Crust: Pizza and Personality


Pizza crusts and personalities have a lot in common. A person’s personality type can almost be identified by the type of pizza crust he or she prefers. It would make a fun party conversation to consider what personality traits would best match a particular crust preference: Thick; thin; stuffed; deep-dish; pan; gluten-free; whole wheat. Having a preference would imply having a personality. Unfortunately, if someone identified too strongly with his preferred crust type, and then a new option became available (like a pretzel crust from Little Caesars, for example), it could send that person into an identity crisis.

To prevent such crises, it may be helpful to consider that in the science, or art, of making both pizza crusts and personalities, the quality of both ingredients and processes influence the quality of the end product. What goes in, and how it is managed, directly influences what comes out.

As a noun, a crust is “a hard external covering.” As a verb, it means “to cover over.” When someone has a “crusty” personality, they have covered over some aspect of themselves that needed to be protected, and formed a hardened outer layer.

The next thing to consider, along these lines, is why a crusty bread is good and a crusty personality is not so good. The crusty bread has a crispy, crunchy, outer layer that covers a soft, delectable interior. The crusty personalities of the world are simply hard to deal with.

By considering what would happen if the crusty personality turned out to be like the bread, and someone was able to break through the hard outer shell and find a soft, warm, delightful interior, a person can start to see the possibility of both change and acceptance. Realizing that the warm softness underneath the crust would not exist without the tough exterior, makes the tough exterior that much easier to accept and enjoy.

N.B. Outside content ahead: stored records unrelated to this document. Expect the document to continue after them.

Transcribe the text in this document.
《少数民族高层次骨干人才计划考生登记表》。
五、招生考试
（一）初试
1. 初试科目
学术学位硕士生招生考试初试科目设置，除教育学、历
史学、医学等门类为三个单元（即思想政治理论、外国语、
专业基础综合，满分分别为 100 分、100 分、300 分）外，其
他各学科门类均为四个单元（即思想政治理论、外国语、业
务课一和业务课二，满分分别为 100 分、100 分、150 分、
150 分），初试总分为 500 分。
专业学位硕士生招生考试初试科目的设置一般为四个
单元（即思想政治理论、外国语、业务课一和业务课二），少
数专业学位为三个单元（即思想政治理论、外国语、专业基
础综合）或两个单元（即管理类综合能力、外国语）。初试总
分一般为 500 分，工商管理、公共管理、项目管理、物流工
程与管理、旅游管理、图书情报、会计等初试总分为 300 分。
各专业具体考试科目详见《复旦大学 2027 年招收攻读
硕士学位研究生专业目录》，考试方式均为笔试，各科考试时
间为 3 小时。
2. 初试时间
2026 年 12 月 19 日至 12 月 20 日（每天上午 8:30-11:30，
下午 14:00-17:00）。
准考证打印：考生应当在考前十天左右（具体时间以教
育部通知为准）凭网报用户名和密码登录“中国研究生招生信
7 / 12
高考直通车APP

A pizza crust is made from simple ingredients: Flour, fat, salt, and a little yeast and sugar. The list is deceptively simple, because after the ingredients are added, the process begins. The process of mixing the pizza dough is the real art. A perfect pizza crust depends on the temperature of ingredients during mixing and the perfect rhythm of the kneading, rolling, spreading, and repetition.

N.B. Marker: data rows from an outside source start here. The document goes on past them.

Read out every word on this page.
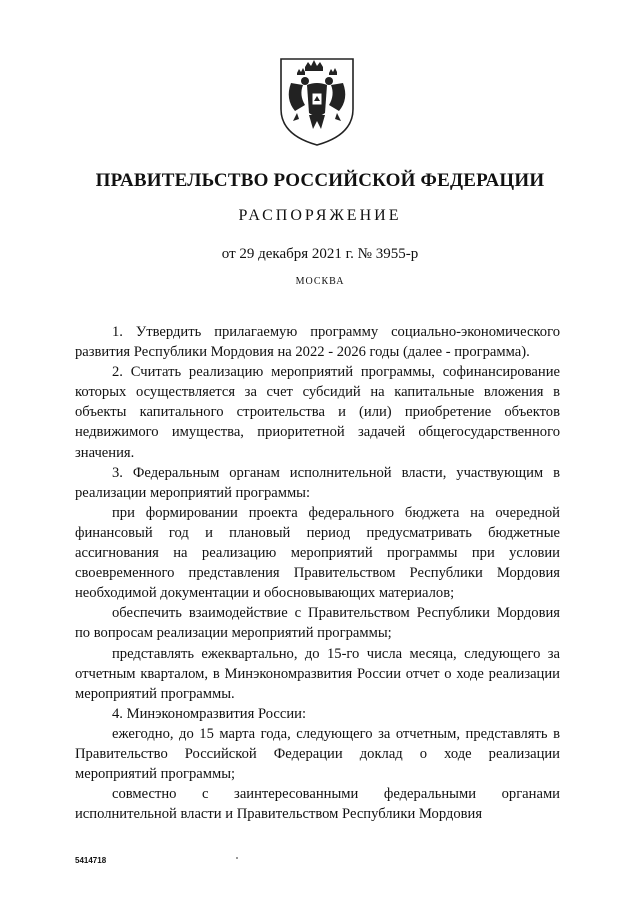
ПРАВИТЕЛЬСТВО РОССИЙСКОЙ ФЕДЕРАЦИИ
РАСПОРЯЖЕНИЕ
от 29 декабря 2021 г. № 3955-р
МОСКВА

1. Утвердить прилагаемую программу социально-экономического развития Республики Мордовия на 2022 - 2026 годы (далее - программа).

2. Считать реализацию мероприятий программы, софинансирование которых осуществляется за счет субсидий на капитальные вложения в объекты капитального строительства и (или) приобретение объектов недвижимого имущества, приоритетной задачей общегосударственного значения.

3. Федеральным органам исполнительной власти, участвующим в реализации мероприятий программы:

при формировании проекта федерального бюджета на очередной финансовый год и плановый период предусматривать бюджетные ассигнования на реализацию мероприятий программы при условии своевременного представления Правительством Республики Мордовия необходимой документации и обосновывающих материалов;

обеспечить взаимодействие с Правительством Республики Мордовия по вопросам реализации мероприятий программы;

представлять ежеквартально, до 15-го числа месяца, следующего за отчетным кварталом, в Минэкономразвития России отчет о ходе реализации мероприятий программы.

4. Минэкономразвития России:

ежегодно, до 15 марта года, следующего за отчетным, представлять в Правительство Российской Федерации доклад о ходе реализации мероприятий программы;

совместно с заинтересованными федеральными органами исполнительной власти и Правительством Республики Мордовия

5414718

A personality’s crust is made in much the same way as a pizza crust. The personality is made from simple ingredients: Body, mind, spirit, and a little bit of soul and humor thrown in for good measure. The mixing process, again, is where the real art lies: Managing the infinite variations of temperature in every action and relationship, plus the rhythms and cycles of experience, all influence the quality of the outcome.

The crust of the pizza holds everything together, making a collection of ingredients into a complete product. In much the same way, the crust of a personality contains all of a person’s intangible factors, keeping it together, making it whole.

Each personality is unique, and can be experienced and accepted each day as such, with no need for matching it up to a pizza crust preference. Then again, if the party really started comparing personalities to pizzas things could still be very entertaining.